^

Die Zusammensetzung des Produktportfolios im Finanzdienstleistungsbereich

[08.05.2008]

Foto: coramax / fotolia.com

Um dem immer stärker werdenden Wettbewerbsdruck gerecht zu werden und Zinsspannen sowie Provisionsmargen aufrecht erhalten zu können, müssen Retail-Banken ihr Produktportfolio regelmäßig an die Anforderungen des Marktes anpassen. Dieses Produktportfolio muss nicht nur individuellen Kundenwünschen entsprechen, sondern aus Effektivitäts- und Effizienzgesichtspunkten auch weitestgehend standardisiert sein. Ziel ist die Abbildung personalisierter Kundenwünsche in einer standardisierten Produktionsbank.

Steigender Wettbewerbsdruck

Banken und Finanzdienstleister sind einem immer stärkeren Wettbewerbsdruck ausgesetzt. Stagnierende Märkte, der Eintritt spezialisierter Direktbanken in den Markt und steigende Sachkosten sowie Personalkosten haben rückläufige Zinsspannen und stagnierende Provisionsmargen zur Folge. Um unter dem Wettbewerbsdruck bestehen zu können, müssen Retail-Banken insbesondere gegenüber den Direktbanken ihre Vorteile zunächst erkennen, um diese dann gezielt einsetzen zu können. Einer dieser Vorteile ist sicherlich die individuelle Beratung und die Anpassung der Bankprodukte direkt auf den spezifischen Kundenwunsch unter Berücksichtigung der gesamtheitlichen finanziellen und persönlichen Situation des Kunden. Der Kunde erhält durch einen Beratungsdialog nicht nur eine Einzellösung, sondern ein persönliches, auf ihn zugeschnittenes Finanzkonzept.

Steigende Variantenzahlen

Durch diese Personalisierung und Individualisierung der verschiedenen Bankprodukte, um jeden Kundenwunsch zu erfassen, entsteht eine große Anzahl an Varianten, die die Effektivität und Effizienz der Bankproduktion gefährdet. Ein Problem ist hier das Beherrschen der Vielfalt. Ziel muss sein, die unterschiedlichen Kundenwünsche in Clustern zu bündeln und ein Produktportfolio zu entwickeln, mit dem eine Individualisierung der Produkte erlaubt ist, aber auch die Effektivität und Effizienz der Bankproduktion gewährleistet ist.

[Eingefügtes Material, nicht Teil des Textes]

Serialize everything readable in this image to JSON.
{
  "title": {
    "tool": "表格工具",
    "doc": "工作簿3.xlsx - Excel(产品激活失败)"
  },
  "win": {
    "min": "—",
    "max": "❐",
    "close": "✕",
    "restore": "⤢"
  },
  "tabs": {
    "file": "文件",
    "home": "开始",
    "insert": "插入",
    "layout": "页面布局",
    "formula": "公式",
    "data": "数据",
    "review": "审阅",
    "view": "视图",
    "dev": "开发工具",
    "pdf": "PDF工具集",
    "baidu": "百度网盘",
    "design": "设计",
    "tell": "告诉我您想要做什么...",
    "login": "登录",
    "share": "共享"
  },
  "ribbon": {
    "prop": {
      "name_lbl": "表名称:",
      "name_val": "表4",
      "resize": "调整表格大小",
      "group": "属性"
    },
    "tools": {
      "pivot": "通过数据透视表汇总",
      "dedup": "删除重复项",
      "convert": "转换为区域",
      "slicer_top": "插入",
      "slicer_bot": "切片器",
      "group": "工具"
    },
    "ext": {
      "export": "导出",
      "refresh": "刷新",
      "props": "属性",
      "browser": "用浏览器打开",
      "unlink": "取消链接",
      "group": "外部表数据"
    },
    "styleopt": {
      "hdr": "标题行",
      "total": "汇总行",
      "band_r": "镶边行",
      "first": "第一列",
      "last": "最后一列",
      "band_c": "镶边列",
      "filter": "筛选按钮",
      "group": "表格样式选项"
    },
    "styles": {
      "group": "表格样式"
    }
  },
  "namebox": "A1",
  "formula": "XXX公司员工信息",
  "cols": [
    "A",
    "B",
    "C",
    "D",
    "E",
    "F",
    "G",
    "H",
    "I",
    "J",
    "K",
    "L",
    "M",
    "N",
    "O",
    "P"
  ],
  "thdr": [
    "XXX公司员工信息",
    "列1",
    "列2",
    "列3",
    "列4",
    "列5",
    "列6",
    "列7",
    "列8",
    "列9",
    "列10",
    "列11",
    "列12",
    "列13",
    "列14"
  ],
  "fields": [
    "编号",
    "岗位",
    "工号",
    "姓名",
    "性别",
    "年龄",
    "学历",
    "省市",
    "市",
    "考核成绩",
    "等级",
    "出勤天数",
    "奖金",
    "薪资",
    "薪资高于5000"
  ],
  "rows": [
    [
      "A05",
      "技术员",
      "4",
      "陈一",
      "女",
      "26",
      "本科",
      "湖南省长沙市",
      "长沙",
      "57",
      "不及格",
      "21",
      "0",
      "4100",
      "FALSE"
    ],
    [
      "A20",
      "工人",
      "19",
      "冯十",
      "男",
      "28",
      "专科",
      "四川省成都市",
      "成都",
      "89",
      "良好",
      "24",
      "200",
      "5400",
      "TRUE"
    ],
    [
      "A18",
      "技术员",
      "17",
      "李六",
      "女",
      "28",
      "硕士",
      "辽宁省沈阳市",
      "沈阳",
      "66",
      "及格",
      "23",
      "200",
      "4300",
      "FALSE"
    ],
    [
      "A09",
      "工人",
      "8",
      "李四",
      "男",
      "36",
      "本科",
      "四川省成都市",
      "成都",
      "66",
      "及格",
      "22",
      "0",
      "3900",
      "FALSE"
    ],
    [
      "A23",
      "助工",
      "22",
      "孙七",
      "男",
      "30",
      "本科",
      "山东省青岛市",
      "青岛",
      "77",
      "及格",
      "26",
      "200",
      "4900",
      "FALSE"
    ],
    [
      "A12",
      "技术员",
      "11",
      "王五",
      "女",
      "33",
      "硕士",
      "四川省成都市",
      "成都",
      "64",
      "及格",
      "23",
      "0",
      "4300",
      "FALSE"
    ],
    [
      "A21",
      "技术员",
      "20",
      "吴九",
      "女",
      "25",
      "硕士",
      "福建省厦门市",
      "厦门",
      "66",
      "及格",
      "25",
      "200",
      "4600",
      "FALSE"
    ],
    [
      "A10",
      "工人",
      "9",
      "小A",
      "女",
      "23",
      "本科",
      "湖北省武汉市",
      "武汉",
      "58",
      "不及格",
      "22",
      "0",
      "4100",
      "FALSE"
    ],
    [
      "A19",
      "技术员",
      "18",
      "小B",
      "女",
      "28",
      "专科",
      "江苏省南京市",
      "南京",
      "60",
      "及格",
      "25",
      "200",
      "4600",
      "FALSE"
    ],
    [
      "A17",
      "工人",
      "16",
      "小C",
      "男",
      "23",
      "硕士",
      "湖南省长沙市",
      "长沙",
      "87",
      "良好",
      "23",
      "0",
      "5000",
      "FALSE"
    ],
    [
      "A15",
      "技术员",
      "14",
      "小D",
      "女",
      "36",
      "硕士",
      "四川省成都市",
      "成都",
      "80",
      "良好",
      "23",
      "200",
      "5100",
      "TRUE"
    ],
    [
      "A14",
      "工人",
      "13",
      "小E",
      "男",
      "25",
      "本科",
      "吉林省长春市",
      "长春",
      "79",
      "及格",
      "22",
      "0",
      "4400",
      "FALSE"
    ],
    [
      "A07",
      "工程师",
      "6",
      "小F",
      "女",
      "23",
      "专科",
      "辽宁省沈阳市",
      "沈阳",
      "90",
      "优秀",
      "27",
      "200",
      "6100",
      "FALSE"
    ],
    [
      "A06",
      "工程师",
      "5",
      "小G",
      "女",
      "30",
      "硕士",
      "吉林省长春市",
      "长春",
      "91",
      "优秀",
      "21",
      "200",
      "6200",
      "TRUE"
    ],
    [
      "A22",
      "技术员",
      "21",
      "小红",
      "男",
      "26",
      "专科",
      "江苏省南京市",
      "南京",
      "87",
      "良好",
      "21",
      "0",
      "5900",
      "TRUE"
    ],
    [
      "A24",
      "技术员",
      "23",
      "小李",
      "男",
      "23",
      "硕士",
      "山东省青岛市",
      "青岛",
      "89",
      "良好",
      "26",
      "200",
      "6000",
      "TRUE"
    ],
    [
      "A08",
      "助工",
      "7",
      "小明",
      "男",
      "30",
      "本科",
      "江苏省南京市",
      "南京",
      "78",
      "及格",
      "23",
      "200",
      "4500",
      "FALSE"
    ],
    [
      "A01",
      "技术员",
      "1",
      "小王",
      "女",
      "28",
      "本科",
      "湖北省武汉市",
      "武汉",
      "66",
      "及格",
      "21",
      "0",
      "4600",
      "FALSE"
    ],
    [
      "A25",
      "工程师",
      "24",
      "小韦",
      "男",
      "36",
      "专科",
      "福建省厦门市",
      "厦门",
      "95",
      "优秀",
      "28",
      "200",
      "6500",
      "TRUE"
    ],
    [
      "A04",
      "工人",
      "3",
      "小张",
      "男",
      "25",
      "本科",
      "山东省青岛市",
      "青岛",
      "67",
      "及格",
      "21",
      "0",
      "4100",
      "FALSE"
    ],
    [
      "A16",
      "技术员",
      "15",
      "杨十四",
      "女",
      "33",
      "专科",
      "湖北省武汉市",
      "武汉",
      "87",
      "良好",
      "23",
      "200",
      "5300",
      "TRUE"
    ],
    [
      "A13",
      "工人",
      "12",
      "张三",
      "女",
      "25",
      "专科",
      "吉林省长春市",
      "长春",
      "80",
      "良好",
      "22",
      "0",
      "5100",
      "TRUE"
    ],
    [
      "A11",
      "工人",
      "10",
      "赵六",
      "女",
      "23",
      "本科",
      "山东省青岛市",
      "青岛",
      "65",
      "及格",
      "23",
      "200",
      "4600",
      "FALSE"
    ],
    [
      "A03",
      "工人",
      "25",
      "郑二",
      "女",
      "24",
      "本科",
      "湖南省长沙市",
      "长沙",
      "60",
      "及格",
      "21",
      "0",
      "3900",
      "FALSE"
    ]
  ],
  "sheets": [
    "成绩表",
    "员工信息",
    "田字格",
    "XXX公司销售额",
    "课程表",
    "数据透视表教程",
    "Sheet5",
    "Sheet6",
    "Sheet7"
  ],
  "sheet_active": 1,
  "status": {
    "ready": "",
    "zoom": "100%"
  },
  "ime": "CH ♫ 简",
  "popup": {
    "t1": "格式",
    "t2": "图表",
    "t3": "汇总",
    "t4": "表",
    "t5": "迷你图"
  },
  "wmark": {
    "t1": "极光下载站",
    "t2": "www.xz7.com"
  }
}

Entwicklung des Produktportfolios

Voraussetzung für die Entwicklung eines Produktportfolios, durch das standardisierte Lösungen individuellen Kundenwünschen zugeordnet werden können, ist die Definition von Zielgruppen. Hier ist zunächst eine Unterscheidung der Kundengruppen in Firmenkunden, Privatkunden, dem staatlichen Sektor und weiteren Banken und Finanzinstituten zu treffen. Innerhalb der jeweiligen Gruppen kann beispielsweise wiederum folgendermaßen unterschieden werden (eine Anpassung ist je nach Marktumfeld zwingend notwendig):

1. Firmenkunden

  • Firmenkunden
    Ziel: Ausbau des Marktanteils
    Voraussetzung: ertrags- und risikoorientierte Abwicklung
  • Mittelstand
    Ziel: Ausbau des Marktanteils; Kunden halten
    Voraussetzung: individuelle Beratungsleistung
  • Freiberufler
    Ziel: Ausbau des Marktanteils; Kunden halten
    Voraussetzung: individuelle Beratungsleistung
  • Gewerbekunden
    Ziel: Ausbau des Marktanteils; Kunden halten
    Voraussetzung: ertrags- und risikoorientierte Abwicklung
  • Start-Ups
    Ziel: Gewinnung der Kundenverbindung
    Voraussetzung: attraktive Angebote; individuelle Beratungsleistung; risikoorientierte Abwicklung
  • Non-Profit-Organisationen
    Ziel: Kunden halten
    Voraussetzung: individuelle Beratungsleistungen; hohe Qualität der Beratungsleistung

2. Privatkunden

  • Jugendmarkt
    Ziel: Gewinnung der Kundenverbindung; durchschnittliche Kundenreichweite vergrößern
    Voraussetzung: attraktive Angebote; aktive Vertriebsstrategie
  • Servicekunden
    Ziel: Ausbau des Marktanteils; Kunden halten
    Voraussetzung: effiziente Abbildung der Kundenwünsche; Kosten senken
  • Betreuungskunden/vermögende Privatkunden
    Ziel: Ausbau des Marktanteils; Kunden halten
    Voraussetzung: hohe Qualität der Produkte; Innovationsführerschaft
  • VIP-Kunden
    Ziel: Ausbau des Marktanteils
    Voraussetzung: selektive und aktive Betreuung; hohe Qualität der Produkte und der individuellen Beratungsleistung; Innovationsführerschaft

3. Staatlicher Sektor

  • Länder
  • Gebietskörperschaften

4. Banken und Finanzinstitute

  • Finanzdienstleister
  • Banken
  • Broker
  • Fonds

Festlegung der Produktbündel

Nach der Bestimmung der Kundengruppen ist im nächsten Schritt für jede dieser definierten Kundengruppen ein Produktbündel festzulegen. Hier sind insbesondere die Ziele und Voraussetzungen der jeweiligen Gruppen zu beachten. Durch die Definition der einzelnen Kundengruppen bzw. Zielgruppen können auf diese Gruppen zugeschnittene Produktbündel definiert werden. Ziel dieser Produktbündel sollte es sein, möglichst viele der Kundenanforderungen und Kundenwünsche standardisiert abbilden zu können. Bei der Zusammenstellung der Produktbündel ist je nach Strategieausrichtung der Retail-Bank bzw. des Finanzdienstleisters darauf zu achten, dass das Produktbündel in ausreichendem Maße bankeigene Produkte beinhaltet, um das eigene zukünftige Wachstum sicherzustellen.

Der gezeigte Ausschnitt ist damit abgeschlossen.